Recycled & Refashioned: The Art of Ruby Silvious

ALBANY — Recycled & Refashioned: The Art of Ruby Silvious

JANUARY 25 – JUNE 7, 2020

Artist Ruby Silvious begins her creative process with a cup of tea. For the

past five years, Silvious has been painting and drawing on tea bags that

have been steeped in hot water, emptied, and dried. The stained paper

(and occasionally cloth) of the tea bags offers a distinctive canvas for her

miniature paintings, which present a visual journal of her life and travels—a

watercolor of breakfast or flowers encountered on a walk, a street scene of

a French town, or a museum gallery and its art-loving crowds.

Her adventure with tea began as a test of self-discipline in January 2015.

As Silvious explains, “My goal was to see if I had the discipline to create

something every day for an entire year using tea as my subject.” For the

first week, she took photographs of her tea consumption, but after a few

days she began to experiment with the used tea bags themselves and soon

learned that the tea-stained material offered a beautiful canvas for her

illustrated journal. The year-long study in self-discipline led to her first series

of paintings and her book, 363 Days of Tea: A Visual Journal on Used Tea

Bags.

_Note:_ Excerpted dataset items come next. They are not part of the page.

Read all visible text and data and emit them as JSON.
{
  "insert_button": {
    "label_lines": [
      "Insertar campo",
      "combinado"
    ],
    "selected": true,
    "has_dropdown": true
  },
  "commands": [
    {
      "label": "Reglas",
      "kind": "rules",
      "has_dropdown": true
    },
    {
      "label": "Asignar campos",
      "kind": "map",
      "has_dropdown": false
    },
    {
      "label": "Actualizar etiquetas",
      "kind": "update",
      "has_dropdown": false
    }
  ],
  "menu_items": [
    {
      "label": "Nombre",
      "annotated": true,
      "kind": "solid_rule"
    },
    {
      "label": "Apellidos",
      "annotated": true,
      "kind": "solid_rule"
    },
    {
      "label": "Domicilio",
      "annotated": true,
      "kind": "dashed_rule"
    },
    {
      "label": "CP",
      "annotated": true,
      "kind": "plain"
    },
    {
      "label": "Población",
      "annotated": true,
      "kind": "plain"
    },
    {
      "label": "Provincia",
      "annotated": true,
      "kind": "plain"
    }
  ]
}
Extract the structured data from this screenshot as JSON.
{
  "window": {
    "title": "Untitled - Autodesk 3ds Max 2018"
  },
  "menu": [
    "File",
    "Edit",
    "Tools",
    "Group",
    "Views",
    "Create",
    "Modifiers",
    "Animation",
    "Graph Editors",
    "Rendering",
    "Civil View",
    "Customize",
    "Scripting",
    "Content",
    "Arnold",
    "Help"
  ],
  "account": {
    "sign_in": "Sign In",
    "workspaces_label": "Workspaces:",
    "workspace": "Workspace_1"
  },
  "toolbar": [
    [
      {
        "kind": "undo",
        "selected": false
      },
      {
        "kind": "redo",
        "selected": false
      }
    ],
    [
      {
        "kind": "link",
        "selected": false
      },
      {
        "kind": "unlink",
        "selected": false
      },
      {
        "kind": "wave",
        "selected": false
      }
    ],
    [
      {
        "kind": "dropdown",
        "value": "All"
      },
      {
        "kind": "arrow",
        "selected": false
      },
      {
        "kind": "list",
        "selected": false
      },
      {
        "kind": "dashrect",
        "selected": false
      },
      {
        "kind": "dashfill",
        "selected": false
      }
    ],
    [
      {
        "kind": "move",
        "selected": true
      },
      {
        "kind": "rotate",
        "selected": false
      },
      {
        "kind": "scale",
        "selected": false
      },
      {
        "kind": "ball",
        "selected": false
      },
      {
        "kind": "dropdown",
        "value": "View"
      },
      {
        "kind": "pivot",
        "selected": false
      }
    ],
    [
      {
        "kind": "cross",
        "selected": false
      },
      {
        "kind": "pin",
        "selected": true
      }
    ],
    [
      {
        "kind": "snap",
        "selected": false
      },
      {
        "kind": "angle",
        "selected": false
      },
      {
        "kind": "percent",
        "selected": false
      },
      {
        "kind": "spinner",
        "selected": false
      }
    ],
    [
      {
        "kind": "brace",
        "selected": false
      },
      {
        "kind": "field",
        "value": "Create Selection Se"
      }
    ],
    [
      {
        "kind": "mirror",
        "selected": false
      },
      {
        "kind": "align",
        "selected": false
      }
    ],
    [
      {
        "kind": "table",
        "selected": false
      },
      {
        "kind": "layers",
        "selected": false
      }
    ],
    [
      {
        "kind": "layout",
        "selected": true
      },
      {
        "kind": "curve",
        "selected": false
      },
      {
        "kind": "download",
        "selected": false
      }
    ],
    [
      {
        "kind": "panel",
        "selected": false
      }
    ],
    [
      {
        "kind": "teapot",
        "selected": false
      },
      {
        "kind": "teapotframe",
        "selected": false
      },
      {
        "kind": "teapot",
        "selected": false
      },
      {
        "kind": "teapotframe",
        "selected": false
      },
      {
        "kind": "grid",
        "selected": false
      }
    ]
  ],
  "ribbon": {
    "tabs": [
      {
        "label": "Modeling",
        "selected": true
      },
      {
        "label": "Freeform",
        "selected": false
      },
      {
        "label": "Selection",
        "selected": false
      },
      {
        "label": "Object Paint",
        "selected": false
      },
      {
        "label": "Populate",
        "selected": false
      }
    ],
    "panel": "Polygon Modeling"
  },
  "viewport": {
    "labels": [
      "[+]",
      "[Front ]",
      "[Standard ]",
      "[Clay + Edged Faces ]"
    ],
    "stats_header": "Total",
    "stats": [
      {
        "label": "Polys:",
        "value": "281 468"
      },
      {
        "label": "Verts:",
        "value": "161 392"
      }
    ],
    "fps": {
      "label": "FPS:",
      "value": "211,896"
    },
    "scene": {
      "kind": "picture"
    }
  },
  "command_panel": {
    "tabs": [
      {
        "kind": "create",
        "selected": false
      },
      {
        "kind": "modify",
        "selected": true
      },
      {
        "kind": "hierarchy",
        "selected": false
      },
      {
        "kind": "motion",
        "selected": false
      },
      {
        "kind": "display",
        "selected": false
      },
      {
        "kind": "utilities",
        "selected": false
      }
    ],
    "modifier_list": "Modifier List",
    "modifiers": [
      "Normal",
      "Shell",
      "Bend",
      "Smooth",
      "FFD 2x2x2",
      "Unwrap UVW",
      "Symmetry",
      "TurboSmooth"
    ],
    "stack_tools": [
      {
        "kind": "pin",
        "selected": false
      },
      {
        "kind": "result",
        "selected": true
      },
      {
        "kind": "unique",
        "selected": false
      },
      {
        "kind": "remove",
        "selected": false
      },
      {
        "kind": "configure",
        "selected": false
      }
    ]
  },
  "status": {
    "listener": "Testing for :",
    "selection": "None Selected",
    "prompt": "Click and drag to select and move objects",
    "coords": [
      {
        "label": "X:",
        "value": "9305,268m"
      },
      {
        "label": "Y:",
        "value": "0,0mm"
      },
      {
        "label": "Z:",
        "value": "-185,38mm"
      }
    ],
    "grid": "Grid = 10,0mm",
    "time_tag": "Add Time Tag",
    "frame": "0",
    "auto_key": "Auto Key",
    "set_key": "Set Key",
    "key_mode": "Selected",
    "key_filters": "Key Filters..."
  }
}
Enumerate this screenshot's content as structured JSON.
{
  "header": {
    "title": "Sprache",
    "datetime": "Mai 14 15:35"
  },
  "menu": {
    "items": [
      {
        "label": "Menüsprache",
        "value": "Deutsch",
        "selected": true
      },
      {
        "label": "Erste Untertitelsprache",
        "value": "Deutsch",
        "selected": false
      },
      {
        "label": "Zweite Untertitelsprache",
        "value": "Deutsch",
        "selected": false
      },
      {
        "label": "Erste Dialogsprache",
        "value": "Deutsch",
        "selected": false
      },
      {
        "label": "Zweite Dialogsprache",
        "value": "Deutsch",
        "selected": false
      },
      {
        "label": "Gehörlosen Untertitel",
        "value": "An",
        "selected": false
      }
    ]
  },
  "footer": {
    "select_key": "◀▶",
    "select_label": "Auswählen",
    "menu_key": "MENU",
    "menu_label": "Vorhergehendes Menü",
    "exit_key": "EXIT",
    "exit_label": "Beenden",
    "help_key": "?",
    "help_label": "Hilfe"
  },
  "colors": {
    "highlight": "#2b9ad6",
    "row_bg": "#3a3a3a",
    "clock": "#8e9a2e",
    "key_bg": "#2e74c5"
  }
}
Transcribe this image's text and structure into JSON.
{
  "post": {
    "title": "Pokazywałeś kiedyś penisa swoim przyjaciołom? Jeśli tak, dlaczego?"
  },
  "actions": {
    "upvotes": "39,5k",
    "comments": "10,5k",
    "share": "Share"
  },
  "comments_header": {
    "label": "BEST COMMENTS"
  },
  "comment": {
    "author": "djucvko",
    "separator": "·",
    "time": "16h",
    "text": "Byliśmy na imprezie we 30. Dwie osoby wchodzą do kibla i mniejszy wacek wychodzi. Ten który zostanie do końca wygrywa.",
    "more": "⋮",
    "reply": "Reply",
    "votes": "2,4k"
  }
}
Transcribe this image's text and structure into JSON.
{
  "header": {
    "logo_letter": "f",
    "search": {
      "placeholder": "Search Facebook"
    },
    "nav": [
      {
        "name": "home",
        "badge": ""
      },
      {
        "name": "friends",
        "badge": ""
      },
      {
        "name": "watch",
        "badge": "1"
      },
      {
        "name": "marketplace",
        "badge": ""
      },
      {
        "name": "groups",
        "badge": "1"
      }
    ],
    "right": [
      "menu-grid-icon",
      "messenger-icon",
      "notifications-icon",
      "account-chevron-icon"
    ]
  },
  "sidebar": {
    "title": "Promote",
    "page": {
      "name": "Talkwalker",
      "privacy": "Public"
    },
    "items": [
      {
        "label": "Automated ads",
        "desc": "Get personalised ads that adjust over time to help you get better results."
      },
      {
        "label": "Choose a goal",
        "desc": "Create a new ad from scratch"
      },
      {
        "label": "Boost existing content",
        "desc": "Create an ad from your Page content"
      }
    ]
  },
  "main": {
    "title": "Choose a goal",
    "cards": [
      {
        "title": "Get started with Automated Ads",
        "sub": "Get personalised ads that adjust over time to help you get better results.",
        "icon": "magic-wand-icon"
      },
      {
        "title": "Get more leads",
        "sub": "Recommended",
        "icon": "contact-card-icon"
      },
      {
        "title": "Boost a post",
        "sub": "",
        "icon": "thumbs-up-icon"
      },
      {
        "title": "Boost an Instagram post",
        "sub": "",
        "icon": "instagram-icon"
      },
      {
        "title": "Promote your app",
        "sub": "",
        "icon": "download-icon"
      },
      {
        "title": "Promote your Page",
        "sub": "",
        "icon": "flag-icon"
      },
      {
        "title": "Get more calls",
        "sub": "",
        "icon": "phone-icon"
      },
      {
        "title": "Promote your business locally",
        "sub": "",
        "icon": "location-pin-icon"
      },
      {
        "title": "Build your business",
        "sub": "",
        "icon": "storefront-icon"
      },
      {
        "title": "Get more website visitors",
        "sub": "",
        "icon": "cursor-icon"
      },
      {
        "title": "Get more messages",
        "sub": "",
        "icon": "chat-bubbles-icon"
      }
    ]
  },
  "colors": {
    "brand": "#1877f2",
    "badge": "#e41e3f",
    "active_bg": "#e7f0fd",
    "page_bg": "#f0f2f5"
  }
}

Silvious was hooked and her work on recycled tea bags continued with

subsequent series: 52 Weeks of Tea, 26 Days of Tea in Japan, 9 Days of Tea in Spain, and more.

Even before her experiment with tea bags, Silvious had been using recycled products in her art. She is particularly fond

of pistachio shells and eggshells, which offer fragile surfaces for her imaginative and whimsical designs.

In 2019, Silvious took a step in another direction, making shoes from colorful scraps of salvaged paper. Her gorgeous

footwear are enough to satisfy any shoe aficionado and even caught the attention of Vogue Italia, which featured

her Gogo Dots Pumps (see below) made from scraps of handmade and banana leaf papers. As if paper shoes weren’t

enough, Silvious has also created kimonos and stylish dresses from printed tea bags, and, to go underneath, origami

paper brassieres (her Oribrami series) constructed from recycled restaurant food wrappers and other rescued paper.

Fashion has informed much of Silvious’s work and will be featured alongside tea bags, egg shells, and other reclaimed

items in the exhibition Recycled and Refashioned: The Art of Ruby Silvious that runs January 25 through June 7, 2020.